President: Pranab Mukherjee

Prime Minister: Narendra Modi

BJP leader Narendra Modi gestures as he speaks at a rally on 10 May 2014 in Robertsganj, near Varanasi, India, during the campaign for the 2014 parliamentary elections. Mr Modi promised to revive a sickly economy

Hard-line Hindu nationalist Narendra Modi stormed into power on a surge of popular expectation and anger at corruption and weak growth.

Despite Mr Modi's polarising image, his Bharatiya Janata Party (BJP) scored an unprecedented landslide victory in the May 2014 parliamentary elections.

It was the first time in 30 years that a single party had won a parliamentary majority on its own.

The secular centre-left Congress Party, which has governed India for all but 11 years since independence, slumped to its worst ever poll result.

The result was a blow to its leader, Rahul Gandhi, a scion of the Nehru-Gandhi dynasty, which has supplied three Indian prime ministers.

Campaigning on his record as chief minister of the economically successful western state of Gujerat, Mr Modi promised to revitalise India's flagging economy.

''Good days coming''

After initial results revealed the scale of his victory, Mr Modi tweeted: "India has won. Good days are coming".

Since he became chief minister in 2001, Gujerat's steady growth rate helped him build a reputation as a dynamic and efficient administrator, and gained him the support of India's business class.

But he is also accused by some of doing too little to prevent the state's 2002 religious riots, in which about 1,000 people - most of them Muslims - died.

Mr Modi denies the allegations, and during the 2014 campaign, he sought to assure Muslim voters that they had nothing to fear from a Modi premiership.

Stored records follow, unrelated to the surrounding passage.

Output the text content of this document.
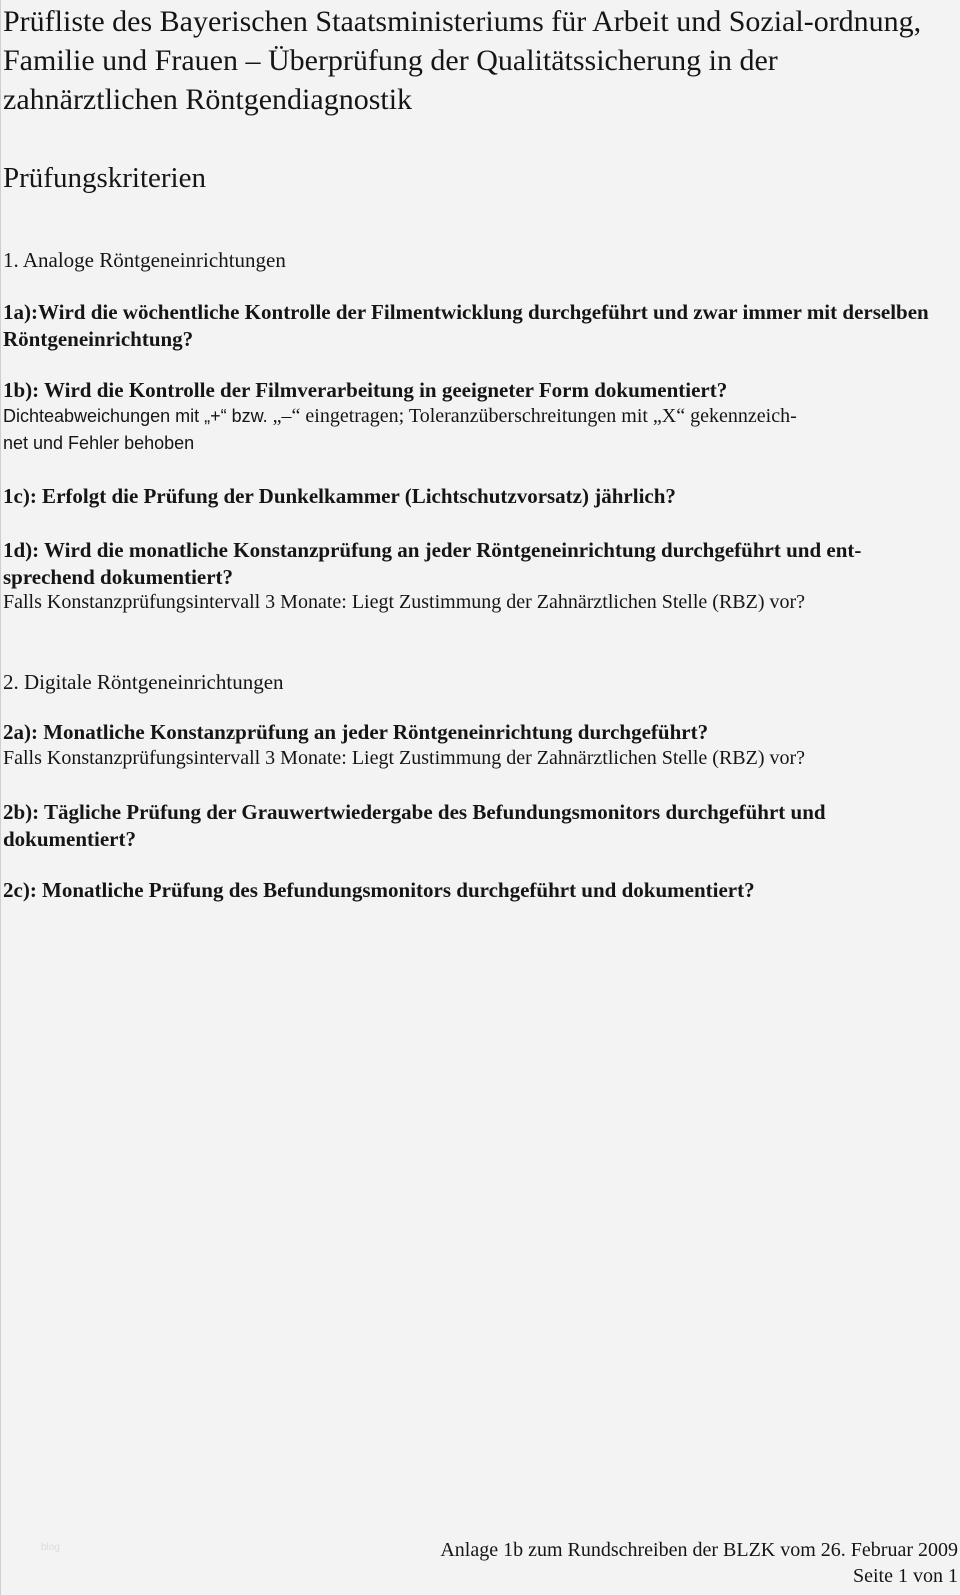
Prüfliste des Bayerischen Staatsministeriums für Arbeit und Sozial-ordnung, Familie und Frauen – Überprüfung der Qualitätssicherung in der zahnärztlichen Röntgendiagnostik
Prüfungskriterien
1. Analoge Röntgeneinrichtungen

1a):Wird die wöchentliche Kontrolle der Filmentwicklung durchgeführt und zwar immer mit derselben Röntgeneinrichtung?

1b): Wird die Kontrolle der Filmverarbeitung in geeigneter Form dokumentiert?

Dichteabweichungen mit „+“ bzw. „–“ eingetragen; Toleranzüberschreitungen mit „X“ gekennzeich-

net und Fehler behoben

1c): Erfolgt die Prüfung der Dunkelkammer (Lichtschutzvorsatz) jährlich?

1d): Wird die monatliche Konstanzprüfung an jeder Röntgeneinrichtung durchgeführt und ent-sprechend dokumentiert?

Falls Konstanzprüfungsintervall 3 Monate: Liegt Zustimmung der Zahnärztlichen Stelle (RBZ) vor?

2. Digitale Röntgeneinrichtungen

2a): Monatliche Konstanzprüfung an jeder Röntgeneinrichtung durchgeführt?

Falls Konstanzprüfungsintervall 3 Monate: Liegt Zustimmung der Zahnärztlichen Stelle (RBZ) vor?

2b): Tägliche Prüfung der Grauwertwiedergabe des Befundungsmonitors durchgeführt und dokumentiert?

2c): Monatliche Prüfung des Befundungsmonitors durchgeführt und dokumentiert?

blog	Anlage 1b zum Rundschreiben der BLZK vom 26. Februar 2009

Seite 1 von 1
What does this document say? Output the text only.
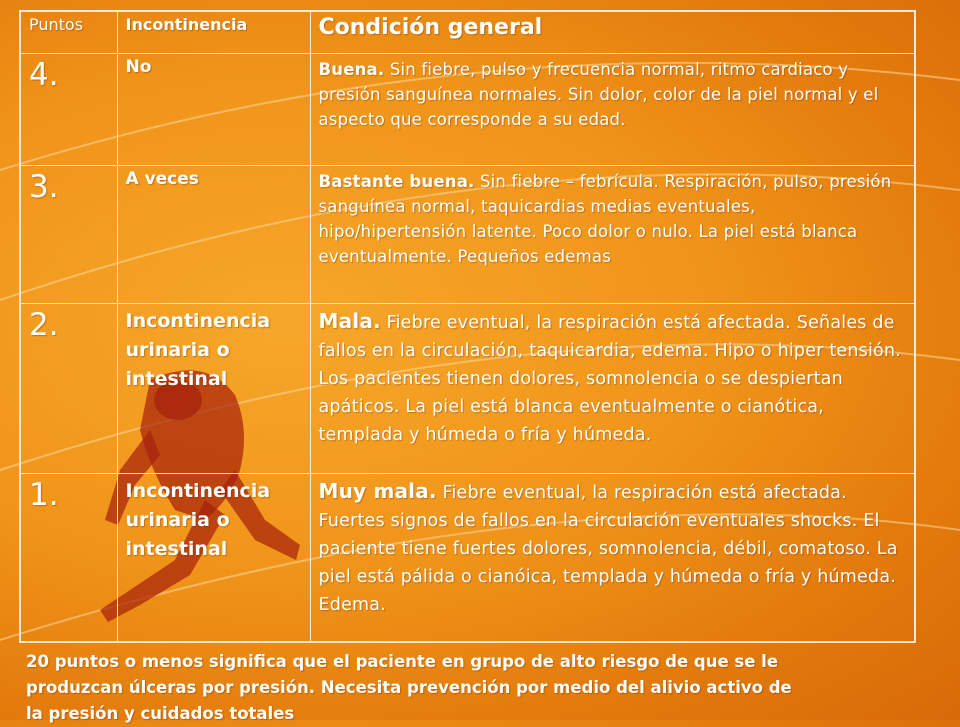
Puntos	Incontinencia	Condición general
4.	No	Buena. Sin fiebre, pulso y frecuencia normal, ritmo cardiaco y presión sanguínea normales. Sin dolor, color de la piel normal y el aspecto que corresponde a su edad.
3.	A veces	Bastante buena. Sin fiebre – febrícula. Respiración, pulso, presión sanguínea normal, taquicardias medias eventuales, hipo/hipertensión latente. Poco dolor o nulo. La piel está blanca eventualmente. Pequeños edemas
2.	Incontinencia urinaria o intestinal	Mala. Fiebre eventual, la respiración está afectada. Señales de fallos en la circulación, taquicardia, edema. Hipo o hiper tensión. Los pacientes tienen dolores, somnolencia o se despiertan apáticos. La piel está blanca eventualmente o cianótica, templada y húmeda o fría y húmeda.
1.	Incontinencia urinaria o intestinal	Muy mala. Fiebre eventual, la respiración está afectada. Fuertes signos de fallos en la circulación eventuales shocks. El paciente tiene fuertes dolores, somnolencia, débil, comatoso. La piel está pálida o cianóica, templada y húmeda o fría y húmeda. Edema.
20 puntos o menos significa que el paciente en grupo de alto riesgo de que se le
produzcan úlceras por presión. Necesita prevención por medio del alivio activo de
la presión y cuidados totales
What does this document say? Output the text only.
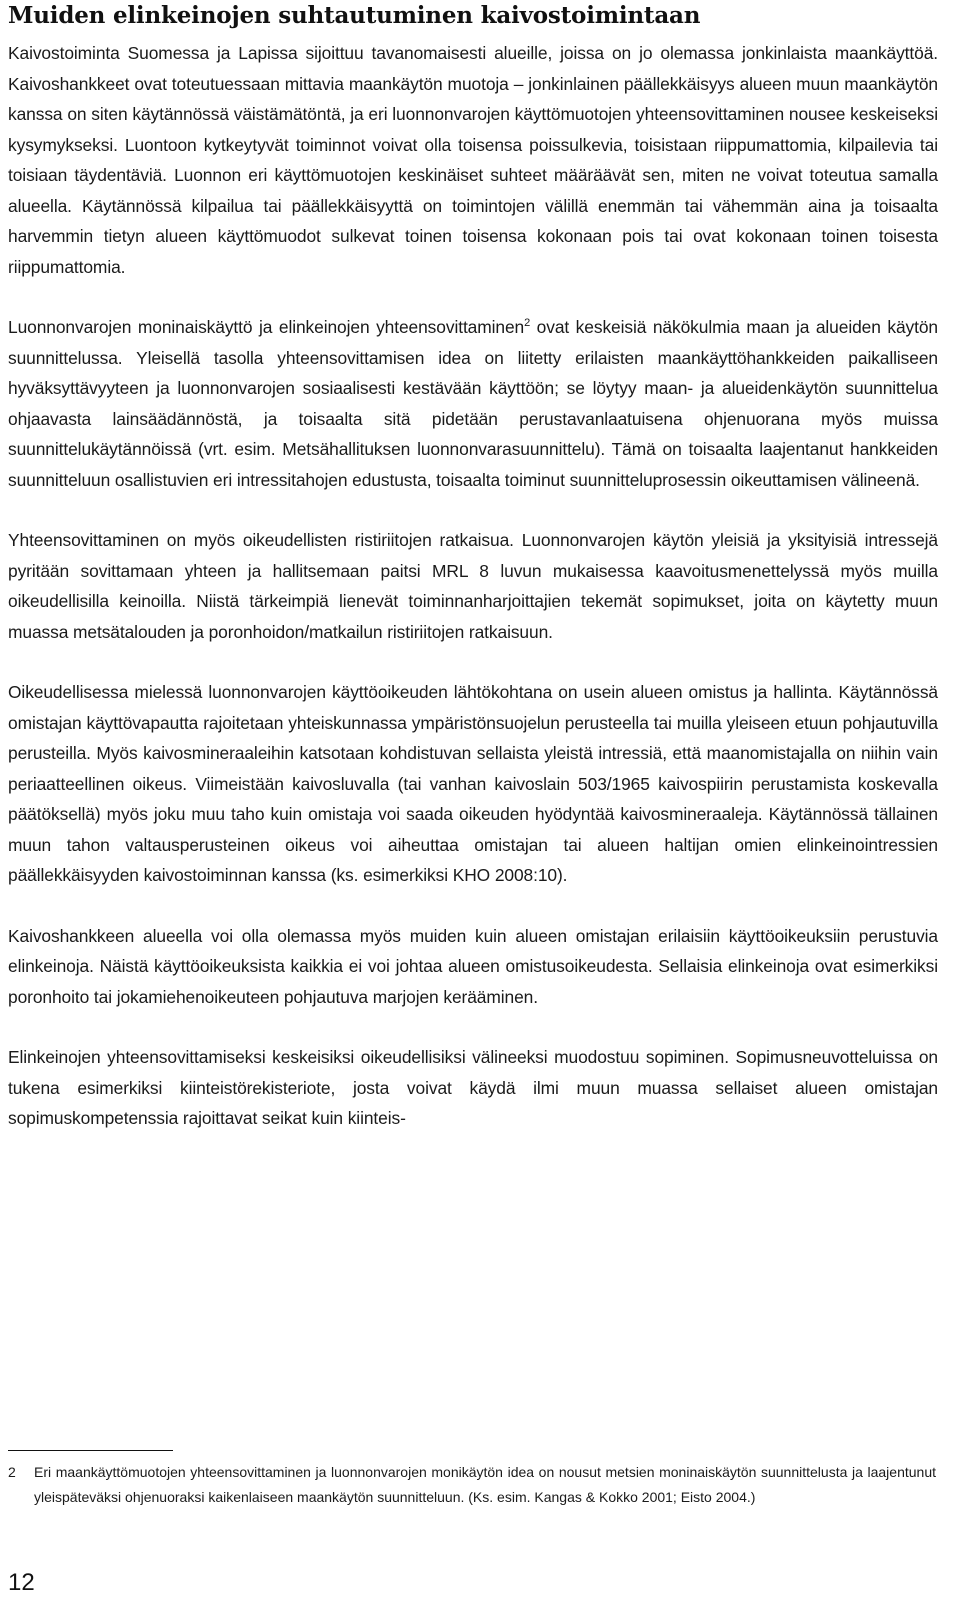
Muiden elinkeinojen suhtautuminen kaivostoimintaan

Kaivostoiminta Suomessa ja Lapissa sijoittuu tavanomaisesti alueille, joissa on jo olemassa jonkinlaista maankäyttöä. Kaivoshankkeet ovat toteutuessaan mittavia maankäytön muotoja – jonkinlainen päällekkäisyys alueen muun maankäytön kanssa on siten käytännössä väistämätöntä, ja eri luonnonvarojen käyttömuotojen yhteensovittaminen nousee keskeiseksi kysymykseksi. Luontoon kytkeytyvät toiminnot voivat olla toisensa poissulkevia, toisistaan riippumattomia, kilpailevia tai toisiaan täydentäviä. Luonnon eri käyttömuotojen keskinäiset suhteet määräävät sen, miten ne voivat toteutua samalla alueella. Käytännössä kilpailua tai päällekkäisyyttä on toimintojen välillä enemmän tai vähemmän aina ja toisaalta harvemmin tietyn alueen käyttömuodot sulkevat toinen toisensa kokonaan pois tai ovat kokonaan toinen toisesta riippumattomia.

Luonnonvarojen moninaiskäyttö ja elinkeinojen yhteensovittaminen$^2$ ovat keskeisiä näkökulmia maan ja alueiden käytön suunnittelussa. Yleisellä tasolla yhteensovittamisen idea on liitetty erilaisten maankäyttöhankkeiden paikalliseen hyväksyttävyyteen ja luonnonvarojen sosiaalisesti kestävään käyttöön; se löytyy maan- ja alueidenkäytön suunnittelua ohjaavasta lainsäädännöstä, ja toisaalta sitä pidetään perustavanlaatuisena ohjenuorana myös muissa suunnittelukäytännöissä (vrt. esim. Metsähallituksen luonnonvarasuunnittelu). Tämä on toisaalta laajentanut hankkeiden suunnitteluun osallistuvien eri intressitahojen edustusta, toisaalta toiminut suunnitteluprosessin oikeuttamisen välineenä.

Yhteensovittaminen on myös oikeudellisten ristiriitojen ratkaisua. Luonnonvarojen käytön yleisiä ja yksityisiä intressejä pyritään sovittamaan yhteen ja hallitsemaan paitsi MRL 8 luvun mukaisessa kaavoitusmenettelyssä myös muilla oikeudellisilla keinoilla. Niistä tärkeimpiä lienevät toiminnanharjoittajien tekemät sopimukset, joita on käytetty muun muassa metsätalouden ja poronhoidon/matkailun ristiriitojen ratkaisuun.

Oikeudellisessa mielessä luonnonvarojen käyttöoikeuden lähtökohtana on usein alueen omistus ja hallinta. Käytännössä omistajan käyttövapautta rajoitetaan yhteiskunnassa ympäristönsuojelun perusteella tai muilla yleiseen etuun pohjautuvilla perusteilla. Myös kaivosmineraaleihin katsotaan kohdistuvan sellaista yleistä intressiä, että maanomistajalla on niihin vain periaatteellinen oikeus. Viimeistään kaivosluvalla (tai vanhan kaivoslain 503/1965 kaivospiirin perustamista koskevalla päätöksellä) myös joku muu taho kuin omistaja voi saada oikeuden hyödyntää kaivosmineraaleja. Käytännössä tällainen muun tahon valtausperusteinen oikeus voi aiheuttaa omistajan tai alueen haltijan omien elinkeinointressien päällekkäisyyden kaivostoiminnan kanssa (ks. esimerkiksi KHO 2008:10).

Kaivoshankkeen alueella voi olla olemassa myös muiden kuin alueen omistajan erilaisiin käyttöoikeuksiin perustuvia elinkeinoja. Näistä käyttöoikeuksista kaikkia ei voi johtaa alueen omistusoikeudesta. Sellaisia elinkeinoja ovat esimerkiksi poronhoito tai jokamiehenoikeuteen pohjautuva marjojen kerääminen.

Elinkeinojen yhteensovittamiseksi keskeisiksi oikeudellisiksi välineeksi muodostuu sopiminen. Sopimusneuvotteluissa on tukena esimerkiksi kiinteistörekisteriote, josta voivat käydä ilmi muun muassa sellaiset alueen omistajan sopimuskompetenssia rajoittavat seikat kuin kiinteis-

2 Eri maankäyttömuotojen yhteensovittaminen ja luonnonvarojen monikäytön idea on nousut metsien moninaiskäytön suunnittelusta ja laajentunut yleispäteväksi ohjenuoraksi kaikenlaiseen maankäytön suunnitteluun. (Ks. esim. Kangas & Kokko 2001; Eisto 2004.)
12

But he has never expressed remorse or apologised for the riots. A former aide, Maya Kodnani, was sentenced to 28 years in jail for her part in the unrest in 2012.

Tea seller's son

Born in 1950 in Gujerat as the son of a low-caste tea seller, Mr Modi first cut his political teeth as an organiser and propagandist for the right-wing Hindu Rashtriya Swayamsevak Sangh (RSS) organisation, which has close ties to the BJP.

His big political break came in 2001, when his predecessor as chief minister of Gujerat resigned following a devastating earthquake. Mr Modi went on to be re-elected three times.

He is known for refusing to comment on his personal life, amid suggestions he wanted to appear celibate to appeal to Hindu nationalists.

During the 2014 election campaign, he for the first time admitted to marrying his wife Jashodaben when he was 17. The couple live apart.